At this time of year, it's particularly important for harp seals, who haul out onto the sea ice at the end of every winter to give birth to their pups in one of nature's most remarkable events.
Their mothers stay with the pups for a few short days, feeding them high fat milk, after which the adults head back to sea leaving the pups on the ice. In these 'seal nurseries,' the pups fast for weeks, living off their fat reserves from their mothers' milk, until they are strong enough to survive in open water.

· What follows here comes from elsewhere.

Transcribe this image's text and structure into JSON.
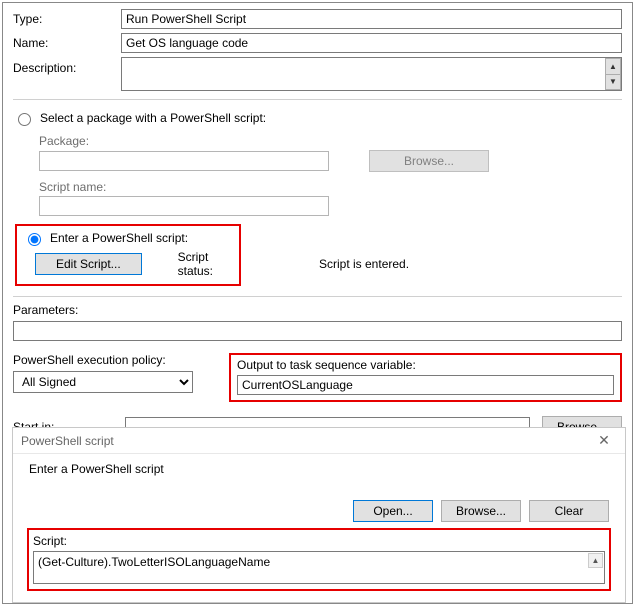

However, the future of these seal populations is threatened. Climate change is reducing the extent to which the winter sea ice forms and the ice is melting ever earlier, meaning mothers have less ice on which to give birth. The helpless pups can die as their icy platform melts away. The past few breeding seasons have been disastrous and seal numbers are declining.

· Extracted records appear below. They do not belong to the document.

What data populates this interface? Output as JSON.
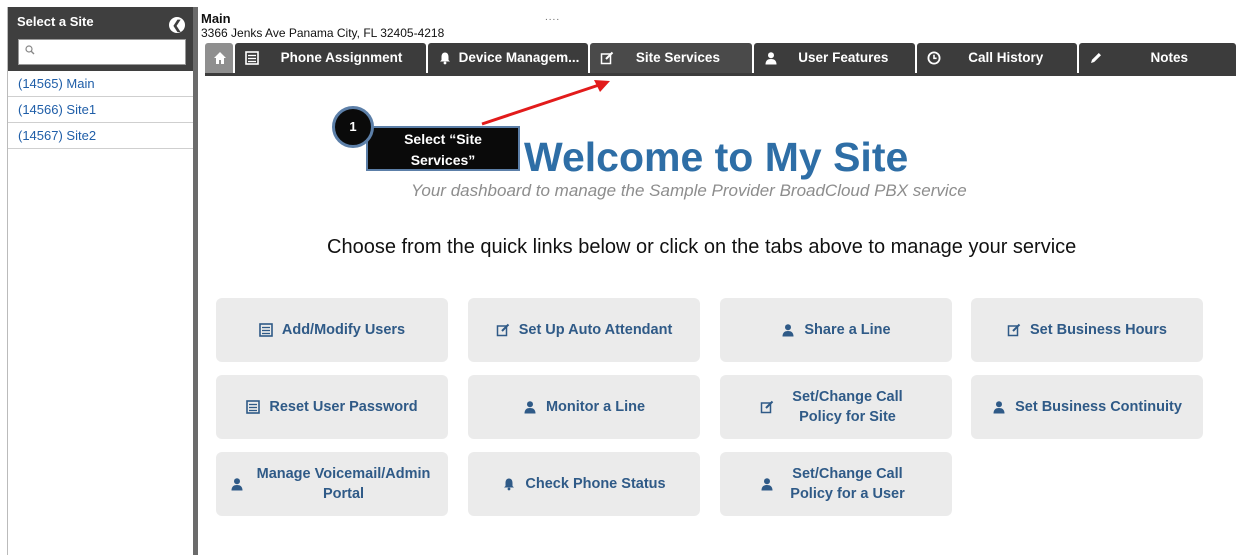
{
  "sidebar": {
    "title": "Select a Site",
    "search_placeholder": "",
    "items": [
      {
        "label": "(14565) Main"
      },
      {
        "label": "(14566) Site1"
      },
      {
        "label": "(14567) Site2"
      }
    ]
  },
  "header": {
    "site_name": "Main",
    "address": "3366 Jenks Ave Panama City, FL 32405-4218",
    "dots": "...."
  },
  "tabs": [
    {
      "label": "",
      "icon": "home-icon"
    },
    {
      "label": "Phone Assignment",
      "icon": "table-icon"
    },
    {
      "label": "Device Managem...",
      "icon": "bell-icon"
    },
    {
      "label": "Site Services",
      "icon": "checkbox-edit-icon"
    },
    {
      "label": "User Features",
      "icon": "user-icon"
    },
    {
      "label": "Call History",
      "icon": "clock-icon"
    },
    {
      "label": "Notes",
      "icon": "pencil-icon"
    }
  ],
  "main": {
    "welcome": "Welcome to My Site",
    "subtitle": "Your dashboard to manage the Sample Provider BroadCloud PBX service",
    "instructions": "Choose from the quick links below or click on the tabs above to manage your service"
  },
  "annotation": {
    "step": "1",
    "text_line1": "Select “Site",
    "text_line2": "Services”",
    "color": "#e21b1b"
  },
  "quick_links": [
    {
      "label": "Add/Modify Users",
      "icon": "table-icon"
    },
    {
      "label": "Set Up Auto Attendant",
      "icon": "checkbox-edit-icon"
    },
    {
      "label": "Share a Line",
      "icon": "user-icon"
    },
    {
      "label": "Set Business Hours",
      "icon": "checkbox-edit-icon"
    },
    {
      "label": "Reset User Password",
      "icon": "table-icon"
    },
    {
      "label": "Monitor a Line",
      "icon": "user-icon"
    },
    {
      "label": "Set/Change Call Policy for Site",
      "icon": "checkbox-edit-icon"
    },
    {
      "label": "Set Business Continuity",
      "icon": "user-icon"
    },
    {
      "label": "Manage Voicemail/Admin Portal",
      "icon": "user-icon"
    },
    {
      "label": "Check Phone Status",
      "icon": "bell-icon"
    },
    {
      "label": "Set/Change Call Policy for a User",
      "icon": "user-icon"
    }
  ],
  "colors": {
    "accent": "#2e6ea6",
    "tab_bg": "#3c3c3c",
    "link": "#2f5a87"
  }
}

Yet every year, fishermen armed with rifles and spiked clubs head out in boats with the intention of killing up to hundreds of thousands of the seal pups for their fur pelts.

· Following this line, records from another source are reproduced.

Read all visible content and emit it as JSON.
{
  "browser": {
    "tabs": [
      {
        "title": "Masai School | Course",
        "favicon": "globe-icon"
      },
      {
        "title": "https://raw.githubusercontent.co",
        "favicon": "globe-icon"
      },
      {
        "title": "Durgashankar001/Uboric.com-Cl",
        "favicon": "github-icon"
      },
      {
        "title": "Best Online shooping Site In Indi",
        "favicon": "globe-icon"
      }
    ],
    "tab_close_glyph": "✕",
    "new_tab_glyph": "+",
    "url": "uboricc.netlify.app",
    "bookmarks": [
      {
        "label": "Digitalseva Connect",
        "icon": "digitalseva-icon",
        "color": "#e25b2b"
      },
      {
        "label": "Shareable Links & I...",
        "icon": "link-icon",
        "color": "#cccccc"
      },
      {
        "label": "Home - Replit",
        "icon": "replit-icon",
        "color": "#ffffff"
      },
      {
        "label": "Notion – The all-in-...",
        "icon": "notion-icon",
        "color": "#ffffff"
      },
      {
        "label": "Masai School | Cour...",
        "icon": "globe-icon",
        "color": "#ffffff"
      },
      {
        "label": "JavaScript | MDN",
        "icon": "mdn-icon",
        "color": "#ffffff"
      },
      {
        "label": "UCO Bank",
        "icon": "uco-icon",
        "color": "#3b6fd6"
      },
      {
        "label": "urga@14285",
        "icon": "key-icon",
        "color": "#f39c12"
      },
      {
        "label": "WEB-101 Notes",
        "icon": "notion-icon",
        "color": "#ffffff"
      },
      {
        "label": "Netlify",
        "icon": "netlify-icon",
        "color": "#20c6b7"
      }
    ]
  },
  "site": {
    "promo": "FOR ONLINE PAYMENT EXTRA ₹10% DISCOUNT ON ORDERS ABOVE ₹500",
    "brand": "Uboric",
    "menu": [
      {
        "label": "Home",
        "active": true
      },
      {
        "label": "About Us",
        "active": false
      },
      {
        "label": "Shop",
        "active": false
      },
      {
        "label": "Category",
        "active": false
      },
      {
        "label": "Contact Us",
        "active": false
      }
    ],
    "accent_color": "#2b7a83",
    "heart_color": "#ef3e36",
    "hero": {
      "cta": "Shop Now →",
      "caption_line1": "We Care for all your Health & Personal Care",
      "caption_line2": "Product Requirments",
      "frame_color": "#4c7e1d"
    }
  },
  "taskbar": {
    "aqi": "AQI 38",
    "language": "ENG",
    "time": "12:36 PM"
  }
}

For nearly a decade, Humane Society International's Protect Seals team has travelled out to the ice to document this cold-bloodied killing to bring it to the attention of the rest of the world.
Often faced with intimidation from the sealers and obstructive government officials, our team has witnessed the most appalling cruelty over the years. In spite of claims by sealers that the slaughter is humane, seal pups are often impaled on metal hooks, dragged across the ice and cut open whilst still conscious. Still more take to the water after being shot or clubbed, only to die in the icy sea.
The sealers took to their boats again this March. Although, on average, the seal slaughter provides them with only a tiny fraction of their annual income, they did so with the support and complicity of the Canadian federal government. In fact, Canada's commercial seal slaughter is so unprofitable that the Canadian government actually subsidises the suffering to keep it going in the face of growing international boycotts and condemnation.
In an incredibly cynical move, the Canadian authorities set a massive 'quota' of 400,000 seal pups who could be slaughtered in 2012, despite warnings from senior Canadian scientists that the quota should be reduced because of the lack of sea ice.
An increasing number of countries around the world are appalled by the cruelty of commercial seal slaughters and the threats they pose to seal populations.
The United States, Mexico, Croatia and the European Union have all prohibited trade in seal products. In 2011, the Russian Federation, Belarus and Kazakhstan announced a ban on the import and export of harp seal skins. Many more nations including Switzerland and Taiwan are moving towards similar legislation.
However, rather than respect this growing international opposition to the killing and recognise that it is time for a 'buy-out' of sealers' licenses, the Canadian authorities continue to support the bloody slaughter. Most Canadians and many sealers support such a buy out. With nations closing their borders to Canada's cruel seal products, Canadian trade delegations, funded by Canadian taxpayers, are seeking new markets in the far East. The Canadian government is even fighting to have the European Union's ban on seal product trade overturned by challenging it through the World Trade Association.
Canada's WTO challenge is one that strikes at the very heart of EU's right to reflect the moral wishes of its own citizens and to restrict trade in products of cruelty. This challenge has angered many on both sides of the Atlantic, and Members of the European Parliament have called for the Free Trade Agreement under negotiation between Canada and the EU, which will be worth billions of dollars, to be put on hold until Canada withdraws its WTO challenge.
Ironically, the cost to the Canadian taxpayer of funding this legal challenge will total many times the value of the sealing industry itself.
Humane Society International and others have long been campaigning for an end to the annual Canadian seal slaughter, and other cruel seal hunts around the world.
A growing number of businesses, restaurants and individuals in North America and Europe have pledged to boycott Canadian seafood products until the harp seal slaughter is ended. This amounts to many millions of dollars worth of trade lost from the Canadian economy each year, yet the Canadian authorities appear to prioritise killing seals over benefiting their own citizens.
The Canadian sealing industry is fast running out of markets for its products and it's high time the Canadian government stopped wasting its taxpayers' money. The government must bring the annual seal slaughter to an end and move forward by developing sustainable alternative livelihoods for the people of Newfoundland and other Atlantic provinces.